Semula demonstrasi akan dilangsungkan pada Senin pagi (4/8/2025). Berhubung pimpian Jawa Pos Radar Madura ada rapat pimpinan di Bangkalan, akhirnya demonstrasi ditunda ke hari berikutnya.
Rupanya, di bawah komando Mas Irul dan pimpinan JPRM Moh Ali Muhsin, para wartawan tidak hanya menggelar aksi di area Arek Lancor. Tapi, juga menindaklanjutinya ke kantor Bakorwil IV.
Mereka mengutuk tindakan Bupati Situbondo Yusuf Rio Wahyu Prayogo, yang diduga bersikap arogan terhadap wartawan JPRS Humaidi.

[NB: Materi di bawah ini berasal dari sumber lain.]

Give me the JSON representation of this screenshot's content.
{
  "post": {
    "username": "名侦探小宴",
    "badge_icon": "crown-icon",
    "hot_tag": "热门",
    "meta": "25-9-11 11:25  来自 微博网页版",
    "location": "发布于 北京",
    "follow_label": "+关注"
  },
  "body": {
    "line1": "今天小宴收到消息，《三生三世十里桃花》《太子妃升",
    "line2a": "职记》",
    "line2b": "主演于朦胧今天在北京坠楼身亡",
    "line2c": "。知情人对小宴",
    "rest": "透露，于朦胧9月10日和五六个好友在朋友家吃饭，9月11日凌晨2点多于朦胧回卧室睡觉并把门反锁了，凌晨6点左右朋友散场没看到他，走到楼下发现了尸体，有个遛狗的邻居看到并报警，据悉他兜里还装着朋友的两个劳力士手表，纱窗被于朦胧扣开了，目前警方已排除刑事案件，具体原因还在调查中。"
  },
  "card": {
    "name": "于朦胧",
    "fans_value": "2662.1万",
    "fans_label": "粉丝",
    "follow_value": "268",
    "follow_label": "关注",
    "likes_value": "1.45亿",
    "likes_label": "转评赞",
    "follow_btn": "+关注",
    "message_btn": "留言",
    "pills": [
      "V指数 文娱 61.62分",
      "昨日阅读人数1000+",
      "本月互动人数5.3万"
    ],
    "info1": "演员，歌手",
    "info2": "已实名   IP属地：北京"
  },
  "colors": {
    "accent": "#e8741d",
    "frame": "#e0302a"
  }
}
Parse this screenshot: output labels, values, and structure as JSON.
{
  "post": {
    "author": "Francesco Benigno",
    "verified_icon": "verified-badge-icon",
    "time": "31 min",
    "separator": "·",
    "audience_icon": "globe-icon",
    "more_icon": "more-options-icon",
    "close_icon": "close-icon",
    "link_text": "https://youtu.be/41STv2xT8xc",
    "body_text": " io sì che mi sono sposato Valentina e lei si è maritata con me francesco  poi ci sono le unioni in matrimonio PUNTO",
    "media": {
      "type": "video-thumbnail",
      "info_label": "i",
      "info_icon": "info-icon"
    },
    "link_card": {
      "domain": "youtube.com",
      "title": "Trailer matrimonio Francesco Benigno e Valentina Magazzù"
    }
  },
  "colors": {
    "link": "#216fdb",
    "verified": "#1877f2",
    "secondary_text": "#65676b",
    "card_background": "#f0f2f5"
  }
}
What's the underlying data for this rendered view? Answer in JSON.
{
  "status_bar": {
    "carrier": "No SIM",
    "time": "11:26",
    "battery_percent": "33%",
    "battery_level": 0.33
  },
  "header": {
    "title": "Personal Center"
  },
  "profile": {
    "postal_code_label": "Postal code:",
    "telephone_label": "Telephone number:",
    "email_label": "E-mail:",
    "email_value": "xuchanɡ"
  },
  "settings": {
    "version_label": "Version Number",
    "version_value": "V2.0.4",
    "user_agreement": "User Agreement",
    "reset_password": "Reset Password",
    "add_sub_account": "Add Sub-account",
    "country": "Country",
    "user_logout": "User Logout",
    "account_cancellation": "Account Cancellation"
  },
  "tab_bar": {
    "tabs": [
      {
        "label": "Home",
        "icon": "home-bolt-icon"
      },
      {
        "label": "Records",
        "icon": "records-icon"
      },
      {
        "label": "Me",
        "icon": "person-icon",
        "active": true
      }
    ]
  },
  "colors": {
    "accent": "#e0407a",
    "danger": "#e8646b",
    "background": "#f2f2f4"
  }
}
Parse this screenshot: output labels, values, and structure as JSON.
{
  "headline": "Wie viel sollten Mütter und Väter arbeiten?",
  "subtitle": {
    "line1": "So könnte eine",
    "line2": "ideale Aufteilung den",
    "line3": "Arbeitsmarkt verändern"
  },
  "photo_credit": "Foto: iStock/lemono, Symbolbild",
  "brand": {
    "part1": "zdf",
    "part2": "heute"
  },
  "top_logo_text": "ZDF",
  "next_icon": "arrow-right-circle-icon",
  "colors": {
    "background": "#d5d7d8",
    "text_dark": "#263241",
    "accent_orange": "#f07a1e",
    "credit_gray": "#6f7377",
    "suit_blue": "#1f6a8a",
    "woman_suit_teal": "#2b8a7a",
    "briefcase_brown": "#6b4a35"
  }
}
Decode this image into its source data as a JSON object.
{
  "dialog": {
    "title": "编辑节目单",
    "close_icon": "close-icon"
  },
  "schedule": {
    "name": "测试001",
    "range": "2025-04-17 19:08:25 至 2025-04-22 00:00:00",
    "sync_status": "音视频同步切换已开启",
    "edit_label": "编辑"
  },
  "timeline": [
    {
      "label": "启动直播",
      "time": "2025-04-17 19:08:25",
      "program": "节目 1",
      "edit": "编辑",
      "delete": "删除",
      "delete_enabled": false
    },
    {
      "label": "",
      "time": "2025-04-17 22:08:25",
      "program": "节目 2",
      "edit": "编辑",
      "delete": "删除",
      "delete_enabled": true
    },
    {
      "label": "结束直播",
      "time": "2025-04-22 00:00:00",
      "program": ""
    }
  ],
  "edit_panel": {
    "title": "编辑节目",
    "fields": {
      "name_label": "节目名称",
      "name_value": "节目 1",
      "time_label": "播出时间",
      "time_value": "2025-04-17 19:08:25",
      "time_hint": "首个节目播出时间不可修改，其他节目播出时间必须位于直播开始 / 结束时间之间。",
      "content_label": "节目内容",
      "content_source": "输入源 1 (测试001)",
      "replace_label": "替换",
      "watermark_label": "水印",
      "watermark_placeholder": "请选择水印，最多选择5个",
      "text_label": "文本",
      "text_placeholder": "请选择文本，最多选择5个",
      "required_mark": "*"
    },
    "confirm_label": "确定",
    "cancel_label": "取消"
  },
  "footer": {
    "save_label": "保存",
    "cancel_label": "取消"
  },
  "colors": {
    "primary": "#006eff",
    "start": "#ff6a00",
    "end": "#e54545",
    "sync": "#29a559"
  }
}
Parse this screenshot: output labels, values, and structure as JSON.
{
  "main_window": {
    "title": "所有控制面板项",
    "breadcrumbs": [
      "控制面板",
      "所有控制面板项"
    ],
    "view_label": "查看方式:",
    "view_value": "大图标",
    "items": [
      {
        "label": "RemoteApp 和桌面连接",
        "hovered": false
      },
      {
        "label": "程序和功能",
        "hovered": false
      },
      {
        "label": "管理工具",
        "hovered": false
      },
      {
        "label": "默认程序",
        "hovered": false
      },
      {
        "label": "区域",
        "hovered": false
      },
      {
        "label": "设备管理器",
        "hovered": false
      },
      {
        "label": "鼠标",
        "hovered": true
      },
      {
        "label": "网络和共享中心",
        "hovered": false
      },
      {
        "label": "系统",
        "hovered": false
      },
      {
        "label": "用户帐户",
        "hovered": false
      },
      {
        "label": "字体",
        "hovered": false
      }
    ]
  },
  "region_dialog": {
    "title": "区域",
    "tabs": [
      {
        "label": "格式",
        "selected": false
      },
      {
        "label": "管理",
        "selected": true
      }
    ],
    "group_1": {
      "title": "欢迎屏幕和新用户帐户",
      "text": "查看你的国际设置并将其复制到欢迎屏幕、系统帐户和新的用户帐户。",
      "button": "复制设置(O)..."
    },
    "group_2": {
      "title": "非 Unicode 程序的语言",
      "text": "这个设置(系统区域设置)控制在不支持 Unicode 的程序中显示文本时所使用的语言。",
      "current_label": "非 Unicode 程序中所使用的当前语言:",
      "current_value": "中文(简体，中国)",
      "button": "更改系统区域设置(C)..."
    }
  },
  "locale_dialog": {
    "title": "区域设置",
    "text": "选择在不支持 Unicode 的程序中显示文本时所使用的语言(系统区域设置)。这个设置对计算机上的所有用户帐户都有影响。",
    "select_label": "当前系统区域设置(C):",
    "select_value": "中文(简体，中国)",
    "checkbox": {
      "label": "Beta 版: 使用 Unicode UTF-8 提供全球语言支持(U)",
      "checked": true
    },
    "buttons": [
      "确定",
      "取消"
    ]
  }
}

Sekretaris Bakorwil Muhyi menyambut hangat kedatangan wartawan. Dia juga berjanji akan menyampaikan empat aspirasi wartawan ke Gubernur Jatim.
“Pertama, menuntut Bupati Rio meminta maaf secara terbuka kepada wartawan se-Jatim,” tegas Mas Irul.
Kedua, tambahnya, Gubernur Jatim mengeluarkan Surat Edaran agar bupati/wali kota mematuhi Undang-Undang Pers.
Ketiga, meminta Gubernur agar menegur keras Bupati Rio atas sikapnya terhadap wartawan.
“Keempat, Gubernur mendorong proses hukum kekerasan terhadap Humaidi dijalankan dengan sebaik-baiknya,” tukasnya. (rul/zul)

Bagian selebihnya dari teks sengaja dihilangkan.